Why do I need Data Warehouse if I have Power BI?

Power BI is quite often a first choice at early stage of Business Intelligence projects. The more projects, the more customer’s questions, why do we need Data Warehouse if we have Power Query available in Power BI. Let’s discuss it!

Memory consumption of Power BI service

Any data transformation on big data volume can generate high memory and cpu usage on Power BI service, impacting the performance of your workspace and other business users exploring Power BI reports. Finally, it is significantly reducing overall business users satisfaction because of slower reporting capabilities.

Additionally, it is worth to notice that some of data processing (especially on big datasets) cannot be processed sucesfully on Power BI Service because of limitations like Mashup Evaluation Container process limitation (commit size) that could stop your Power BI data processing (error). This limitation cannot be easily managed only by Power BI administrator because it requires to scale up your Power BI Premium capacity (impacting cost management).

The M evaluation exceeded the memory limit. 
To address the issue consider optimizing the M expressions, reducing the concurrency of operations that are memory intensive or upgrading to increase the available memory.

Heavy data transformations can be performed either in Database or Databricks.

Query Folding

Query Folding allows to generate single query statement to retrieve and transform source data. Such a query is executed on source compute engine, meaning that there is no data transformation processing in Power Query mashup engine. That is why, it confirms high efficiency. Query folding is available only in relational databases, OData feeds (including SharePoint lists), Exchange, and Active Directory and limited types of transformation. While using query folding, data transformation processing is moved to source datasets, reducing memory and cpu usage of Power BI Service. Query folding is not working on data sources like flat files, blobs etc.

Single Source of Truth

Database allows to store terabytes of data and create single platform for certified data. In this way elminating data silos and increasing data reliability. Power BI is limited by following maximum model size limit. Centralized data platform ensures high data quality provided by Business Intelligence team and allow to share it within company. Once most of KPIs are already defined, tested and accepted in database, they can be re-used in multiple Power BI datasets by different business departments.

Power BI Pro Power BI Premium Per User Power BI Premium Per Capacity
Model Size Limit 1GB 100GB 400GB

Audit of Data Preparation

There is no built-in functionality to track number of inserted, updated and deleted records in Power Query. Data Warehouse & ETL tools significantly increase transparency of data processing. It is extremely important to meet compliance regulations.

Incremental Refresh

Incremental refresh is not recommended (possible only via custom query functions) for data sources not supporting query folding. It works best for relational data sources like SQL Database or Azue Synapse.

Unable to confirm if the M query can be folded. 
It is not recommended to use incremental refresh with non-foldable queries.

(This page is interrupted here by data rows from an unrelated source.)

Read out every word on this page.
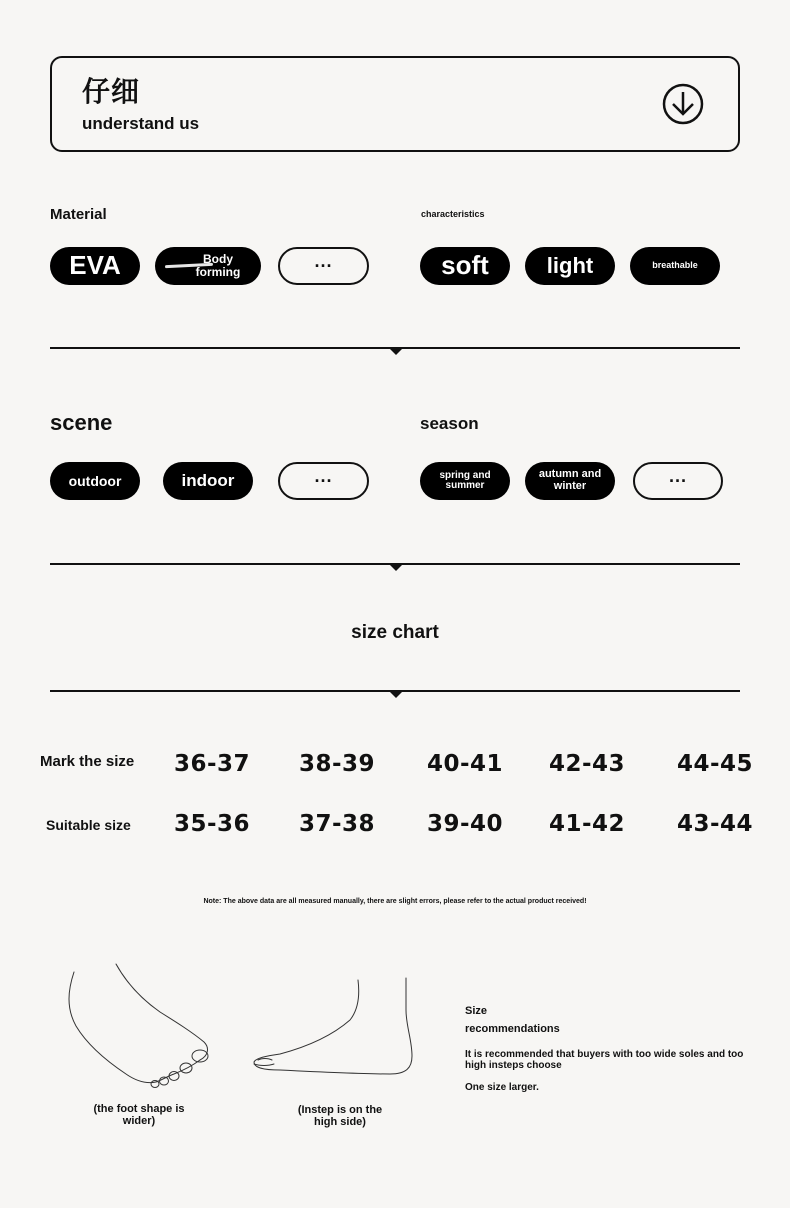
仔细
understand us
Material
EVA	Body forming	···
characteristics
soft	light	breathable
scene
outdoor	indoor	···
season
spring and summer
autumn and winter	···
size chart
Mark the size 36-37 38-39 40-41 42-43 44-45
Suitable size 35-36 37-38 39-40 41-42 43-44
Note: The above data are all measured manually, there are slight errors, please refer to the actual product received!
(the foot shape is wider)
(Instep is on the high side)
Size
recommendations
It is recommended that buyers with too wide soles and too high insteps choose
One size larger.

Data Lineage of Power Query

It is much easier to manage dependencies and order of data transformation for enterprise scale in Data Warehouse rather than Power Query. Additionally, you cannot refresh single table in Power BI service during dataset refresh. All source tables used in data transformation are refreshed too. It is significantly impacting on total refresh time.

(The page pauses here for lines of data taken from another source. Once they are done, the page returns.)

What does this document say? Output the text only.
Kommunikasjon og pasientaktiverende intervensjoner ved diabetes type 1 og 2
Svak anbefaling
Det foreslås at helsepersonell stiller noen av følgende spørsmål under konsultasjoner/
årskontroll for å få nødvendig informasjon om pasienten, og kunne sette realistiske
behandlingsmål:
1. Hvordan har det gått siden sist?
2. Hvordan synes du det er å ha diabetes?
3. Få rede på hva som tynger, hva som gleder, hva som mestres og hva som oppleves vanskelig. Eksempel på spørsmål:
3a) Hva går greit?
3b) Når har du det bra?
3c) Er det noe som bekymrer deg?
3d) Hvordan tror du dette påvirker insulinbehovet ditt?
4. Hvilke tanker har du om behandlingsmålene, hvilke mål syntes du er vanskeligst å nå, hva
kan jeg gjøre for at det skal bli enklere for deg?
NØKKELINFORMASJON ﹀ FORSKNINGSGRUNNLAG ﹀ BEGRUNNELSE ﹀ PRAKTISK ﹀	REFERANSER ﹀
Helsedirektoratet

Composite Model & Real Time Analytics

Composite Model allows to have both direct query and import connections in single dataset. This approach is commonly used in case of big data volume or near-real time analytics.

♦ big data volume – aggregated data is stored in import mode (eg. once per day), while single transaction data is stored in database. Import mode confirms fast respond time for commonly used data. Only some of queries (single transaction requests) are executed against database. Power BI model size is significantly reduced.

♦ near-real time analytics – aggregated data is stored in import mode (eg. once per day) that provides fast respond time. Frequently changing data is stored in database. Such reporting requests are executed directly against source database, reducing data latency related with Power BI data refresh schedule (ref: Refresh Rate limits)

Power BI Pro Power BI Premium Per User Power BI Premium Per Capacity
Refresh Rate 8/day 48/day 48/day

DirectQuery and Live Connection source datasets are limited. Direct Query approach can be used for Databases, Azure Data Explorer, Databricks etc. However, flat files or blobs do not. Power BI Data Sources and corresponding connection types are listed here.

Summary

If it is expected that your data will scale up really fast, it is strongly recommended to treat these files outside PBI to avoid performance issues and increase data transformation capabilities. It is extremely important to keep high performing and stable PBI reporting platform for end users.